The supermarket made a £1.5m donation to get the ball rolling, which quickly garnered the public support of Marcus Rashford on Twitter. Less than a month later, he was starring alongside Co-op colleagues in a TV campaign for FareShare – all without expecting a penny – and on the cusp of spearheading one of the greatest government U-turns in UK political history.
When Rashford sent out a tweet asking for advice on how to use his influence to persuade the government to reverse their decision not to extend the free school meal voucher scheme to cover the school holidays, Co-op responded privately with an offer to help. Two days later and Rashford wrote an open letter to MPs which he broadcast on social media, urging them to #maketheturn.

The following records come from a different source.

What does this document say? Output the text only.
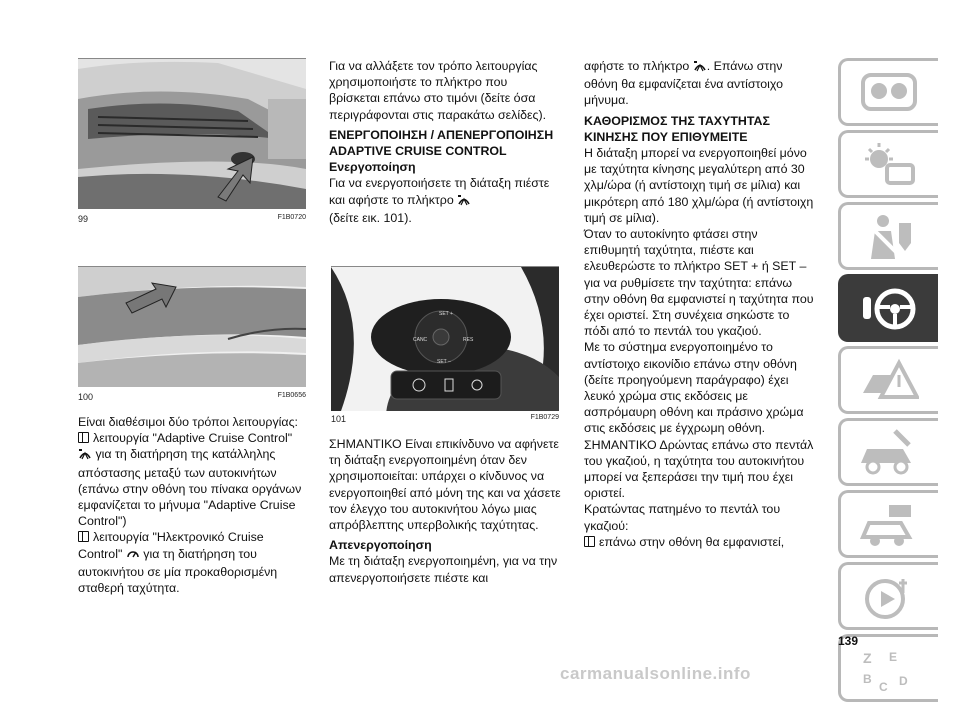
99	F1B0720
100	F1B0656

Είναι διαθέσιμοι δύο τρόποι λειτουργίας:

λειτουργία "Adaptive Cruise Control"

για τη διατήρηση της κατάλληλης απόστασης μεταξύ των αυτοκινήτων (επάνω στην οθόνη του πίνακα οργάνων εμφανίζεται το μήνυμα "Adaptive Cruise Control")

λειτουργία "Ηλεκτρονικό Cruise Control" για τη διατήρηση του αυτοκινήτου σε μία προκαθορισμένη σταθερή ταχύτητα.

Για να αλλάξετε τον τρόπο λειτουργίας χρησιμοποιήστε το πλήκτρο που βρίσκεται επάνω στο τιμόνι (δείτε όσα περιγράφονται στις παρακάτω σελίδες).

ΕΝΕΡΓΟΠΟΙΗΣΗ / ΑΠΕΝΕΡΓΟΠΟΙΗΣΗ ADAPTIVE CRUISE CONTROL
Ενεργοποίηση

Για να ενεργοποιήσετε τη διάταξη πιέστε και αφήστε το πλήκτρο
(δείτε εικ. 101).

SET +
CANC	RES
SET –
101	F1B0729

ΣΗΜΑΝΤΙΚΟ Είναι επικίνδυνο να αφήνετε τη διάταξη ενεργοποιημένη όταν δεν χρησιμοποιείται: υπάρχει ο κίνδυνος να ενεργοποιηθεί από μόνη της και να χάσετε τον έλεγχο του αυτοκινήτου λόγω μιας απρόβλεπτης υπερβολικής ταχύτητας.

Απενεργοποίηση

Με τη διάταξη ενεργοποιημένη, για να την απενεργοποιήσετε πιέστε και

αφήστε το πλήκτρο . Επάνω στην οθόνη θα εμφανίζεται ένα αντίστοιχο μήνυμα.

ΚΑΘΟΡΙΣΜΟΣ ΤΗΣ ΤΑΧΥΤΗΤΑΣ ΚΙΝΗΣΗΣ ΠΟΥ ΕΠΙΘΥΜΕΙΤΕ

Η διάταξη μπορεί να ενεργοποιηθεί μόνο με ταχύτητα κίνησης μεγαλύτερη από 30 χλμ/ώρα (ή αντίστοιχη τιμή σε μίλια) και μικρότερη από 180 χλμ/ώρα (ή αντίστοιχη τιμή σε μίλια).

Όταν το αυτοκίνητο φτάσει στην επιθυμητή ταχύτητα, πιέστε και ελευθερώστε το πλήκτρο SET + ή SET – για να ρυθμίσετε την ταχύτητα: επάνω στην οθόνη θα εμφανιστεί η ταχύτητα που έχει οριστεί. Στη συνέχεια σηκώστε το πόδι από το πεντάλ του γκαζιού.

Με το σύστημα ενεργοποιημένο το αντίστοιχο εικονίδιο επάνω στην οθόνη (δείτε προηγούμενη παράγραφο) έχει λευκό χρώμα στις εκδόσεις με ασπρόμαυρη οθόνη και πράσινο χρώμα στις εκδόσεις με έγχρωμη οθόνη.

ΣΗΜΑΝΤΙΚΟ Δρώντας επάνω στο πεντάλ του γκαζιού, η ταχύτητα του αυτοκινήτου μπορεί να ξεπεράσει την τιμή που έχει οριστεί.

Κρατώντας πατημένο το πεντάλ του γκαζιού:

επάνω στην οθόνη θα εμφανιστεί,

Z E
B
C D
139
carmanualsonline.info
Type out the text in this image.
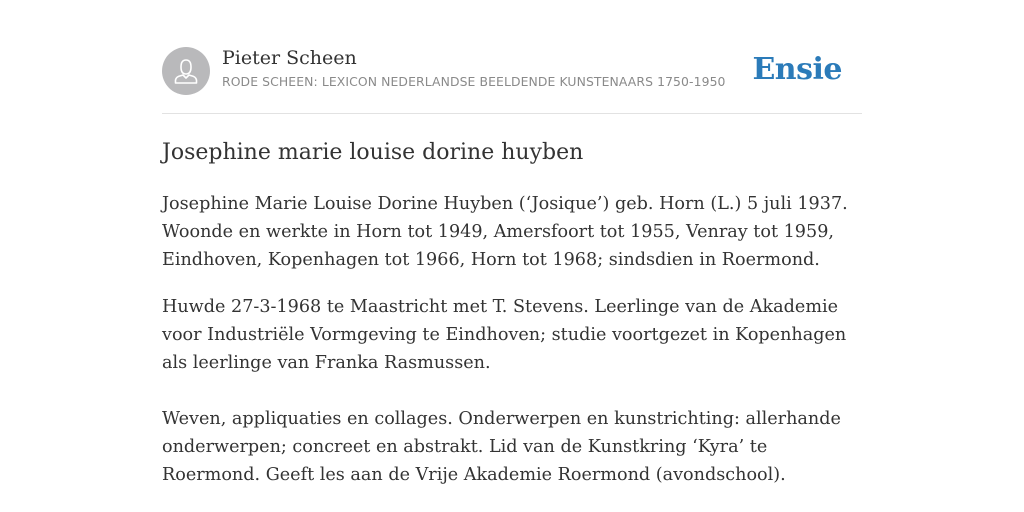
Pieter Scheen
RODE SCHEEN: LEXICON NEDERLANDSE BEELDENDE KUNSTENAARS 1750-1950 Ensie
Josephine marie louise dorine huyben

Josephine Marie Louise Dorine Huyben (‘Josique’) geb. Horn (L.) 5 juli 1937. Woonde en werkte in Horn tot 1949, Amersfoort tot 1955, Venray tot 1959, Eindhoven, Kopenhagen tot 1966, Horn tot 1968; sindsdien in Roermond.

Huwde 27-3-1968 te Maastricht met T. Stevens. Leerlinge van de Akademie voor Industriële Vormgeving te Eindhoven; studie voortgezet in Kopenhagen als leerlinge van Franka Rasmussen.

Weven, appliquaties en collages. Onderwerpen en kunstrichting: allerhande onderwerpen; concreet en abstrakt. Lid van de Kunstkring ‘Kyra’ te Roermond. Geeft les aan de Vrije Akademie Roermond (avondschool).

The Co-op campaign, with Rashford front and centre, raised more than £20m and provided food for over 4 million children – more than 10 times the initial target. Rashford’s efforts also led the government to reverse its decision on school meal vouchers and make a second U-turn when it announced a £400m winter grant scheme to support a further 1.4 million children in England.
Co-op Food achieved record scores in three core brand-tracking metrics, with ‘positive feeling’ rising to 31%, ‘champions important issues’ rising to 68% and ‘gives back to the community’ rising to 73%.
For all of this, and for helping to establish child food poverty in the national consciousness as one of the most pressing issues of our time, Co-op and creative agency partner Lucky Generals won 2021’s Marketing Week Masters award for Best Use of Influencers.